Transition from Lithium to Solid-State Batteries in Power Battery Industry


China has emerged as the global leader in the power battery industry, consistently leading in market size for six consecutive years. It has established the world’s most comprehensive and largest power battery industry system, with approximately 50,000 enterprises eagerly participating in the surge of the lithium battery industry.

However, with the rapid development of new energy vehicles, the industry has increasingly recognized the limitations of traditional liquid lithium batteries. Issues such as low energy density, inability to eliminate consumer range anxiety, overall battery weight, poor performance in low-temperature conditions, and safety concerns in high-temperature environments highlight the need for a shift towards solid-state batteries.

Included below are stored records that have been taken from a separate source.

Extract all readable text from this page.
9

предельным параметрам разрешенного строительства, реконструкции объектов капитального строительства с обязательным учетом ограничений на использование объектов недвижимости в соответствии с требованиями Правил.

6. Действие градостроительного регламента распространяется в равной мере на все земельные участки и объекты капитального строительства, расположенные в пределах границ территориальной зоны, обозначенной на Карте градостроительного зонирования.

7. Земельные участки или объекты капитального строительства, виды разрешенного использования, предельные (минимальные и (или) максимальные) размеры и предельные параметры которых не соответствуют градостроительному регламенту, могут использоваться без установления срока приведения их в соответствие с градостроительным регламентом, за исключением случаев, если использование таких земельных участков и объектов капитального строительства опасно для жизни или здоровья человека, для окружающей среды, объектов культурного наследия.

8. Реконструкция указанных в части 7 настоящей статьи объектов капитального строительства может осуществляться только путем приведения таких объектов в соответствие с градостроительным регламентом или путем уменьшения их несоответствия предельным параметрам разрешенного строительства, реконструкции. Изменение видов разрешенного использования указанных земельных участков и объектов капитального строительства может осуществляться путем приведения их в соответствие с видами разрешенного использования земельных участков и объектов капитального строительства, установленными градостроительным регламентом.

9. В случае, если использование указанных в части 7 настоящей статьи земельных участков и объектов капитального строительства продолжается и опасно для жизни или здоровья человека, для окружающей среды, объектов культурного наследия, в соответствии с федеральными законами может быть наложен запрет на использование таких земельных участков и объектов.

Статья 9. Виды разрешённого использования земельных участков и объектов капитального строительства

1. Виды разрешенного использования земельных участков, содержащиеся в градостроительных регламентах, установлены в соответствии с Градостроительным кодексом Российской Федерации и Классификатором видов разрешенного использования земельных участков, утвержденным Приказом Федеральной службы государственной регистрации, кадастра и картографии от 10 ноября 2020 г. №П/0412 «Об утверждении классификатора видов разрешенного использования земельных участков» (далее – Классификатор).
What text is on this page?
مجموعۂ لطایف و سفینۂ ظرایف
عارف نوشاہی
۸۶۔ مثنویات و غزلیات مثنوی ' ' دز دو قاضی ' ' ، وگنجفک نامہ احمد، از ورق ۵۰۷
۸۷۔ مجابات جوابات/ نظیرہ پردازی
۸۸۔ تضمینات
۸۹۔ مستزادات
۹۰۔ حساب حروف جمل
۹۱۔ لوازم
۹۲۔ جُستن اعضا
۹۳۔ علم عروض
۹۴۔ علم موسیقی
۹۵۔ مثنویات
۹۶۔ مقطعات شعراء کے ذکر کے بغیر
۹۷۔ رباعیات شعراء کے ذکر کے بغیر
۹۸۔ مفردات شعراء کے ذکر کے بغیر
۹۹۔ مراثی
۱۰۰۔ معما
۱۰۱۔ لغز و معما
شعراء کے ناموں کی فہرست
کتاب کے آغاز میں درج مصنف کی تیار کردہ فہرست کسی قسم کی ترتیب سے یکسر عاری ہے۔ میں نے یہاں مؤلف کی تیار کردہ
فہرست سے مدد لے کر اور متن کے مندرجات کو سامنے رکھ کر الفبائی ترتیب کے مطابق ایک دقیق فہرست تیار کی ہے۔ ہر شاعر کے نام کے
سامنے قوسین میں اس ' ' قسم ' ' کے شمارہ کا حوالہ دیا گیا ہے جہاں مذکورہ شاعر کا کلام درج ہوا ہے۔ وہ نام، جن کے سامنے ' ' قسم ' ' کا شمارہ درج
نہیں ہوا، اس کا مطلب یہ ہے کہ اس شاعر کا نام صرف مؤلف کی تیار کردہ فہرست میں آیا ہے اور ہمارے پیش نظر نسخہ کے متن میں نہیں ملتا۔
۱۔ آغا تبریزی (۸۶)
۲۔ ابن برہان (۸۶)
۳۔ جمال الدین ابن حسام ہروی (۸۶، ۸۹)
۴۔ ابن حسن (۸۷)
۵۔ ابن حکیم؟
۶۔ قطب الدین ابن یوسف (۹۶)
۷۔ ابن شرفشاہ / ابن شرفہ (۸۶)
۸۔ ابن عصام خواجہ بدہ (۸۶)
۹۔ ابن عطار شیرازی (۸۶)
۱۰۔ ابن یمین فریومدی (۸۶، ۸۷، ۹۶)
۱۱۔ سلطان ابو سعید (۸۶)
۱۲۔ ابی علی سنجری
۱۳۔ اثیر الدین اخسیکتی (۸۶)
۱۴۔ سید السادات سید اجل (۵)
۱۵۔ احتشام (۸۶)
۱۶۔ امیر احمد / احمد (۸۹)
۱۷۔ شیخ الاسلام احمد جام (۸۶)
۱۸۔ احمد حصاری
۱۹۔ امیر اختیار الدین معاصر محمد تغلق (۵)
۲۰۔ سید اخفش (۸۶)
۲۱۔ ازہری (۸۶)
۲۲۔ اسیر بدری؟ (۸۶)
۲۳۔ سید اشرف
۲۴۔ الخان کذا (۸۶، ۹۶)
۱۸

The development of solid-state batteries can be traced back to the early 20th century when German chemist Walter Ernst Moesl proposed the concept of solid-state electrolyte batteries. It was not until 2010 that Toyota introduced solid-state batteries with a range exceeding 1000 km. Since then, numerous companies and research institutions have been developing solid-state battery technology in an attempt to replace traditional liquid lithium batteries.

The development of solid-state battery technology has undergone a long journey. In recent years, with continuous technological advancements and growing market demand, more and more automotive companies, including Toyota, Nissan, BMW, and Volkswagen, have started focusing on and researching solid-state batteries.

The innovation cycle of battery technology is approximately 30 years. The use of lithium-ion batteries in the automotive sector began around the year 2000, and a comprehensive revolution is expected around 2030. The second decade starting in 2010 saw a gradual expansion of the power battery industry, with intelligent means driving technological innovation across the entire power battery industry chain. The third decade is anticipated to witness a transition to new materials, with the development of solid-state electrolytes as the core, and mature solid-state batteries are expected by 2030.

Despite the various advantages of solid-state batteries, industrialization progress has not been smooth. Globally, there has yet to be seen mass production of solid-state batteries in vehicles. Even Toyota, as early as 2011, announced plans to launch solid-state batteries between 2015 and 2020, expressing the view that solid-state batteries would completely solve the range anxiety issue for new energy vehicles and accelerate the popularity of such vehicles. However, solid-state batteries have not been widely applied commercially to date.

There are several key technical challenges and problems that need to be overcome. Firstly, although solid-state batteries offer many advantages such as higher energy density, faster charging speed, and increased safety, challenges in manufacturing processes and material science cannot be ignored. The solid electrolyte in solid-state batteries needs to operate stably at high temperatures while ensuring safety and stability. Effective control of manufacturing costs is also required to make them competitive in the market.

Secondly, besides technical challenges, market acceptance and the readiness of the supply chain are crucial factors affecting the widespread application of solid-state batteries. The new energy vehicle market is still in its early stages, and consumer acceptance of new energy vehicles needs improvement.

Thirdly, the overall readiness of the supply chain needs to keep pace with the development of the new energy vehicle market, including issues such as battery recycling and reuse.

Many industry experts believe that before 2030, mass production of solid-state batteries is unlikely. The next 10 years are considered a critical opportunity period for the research and development of solid-state batteries.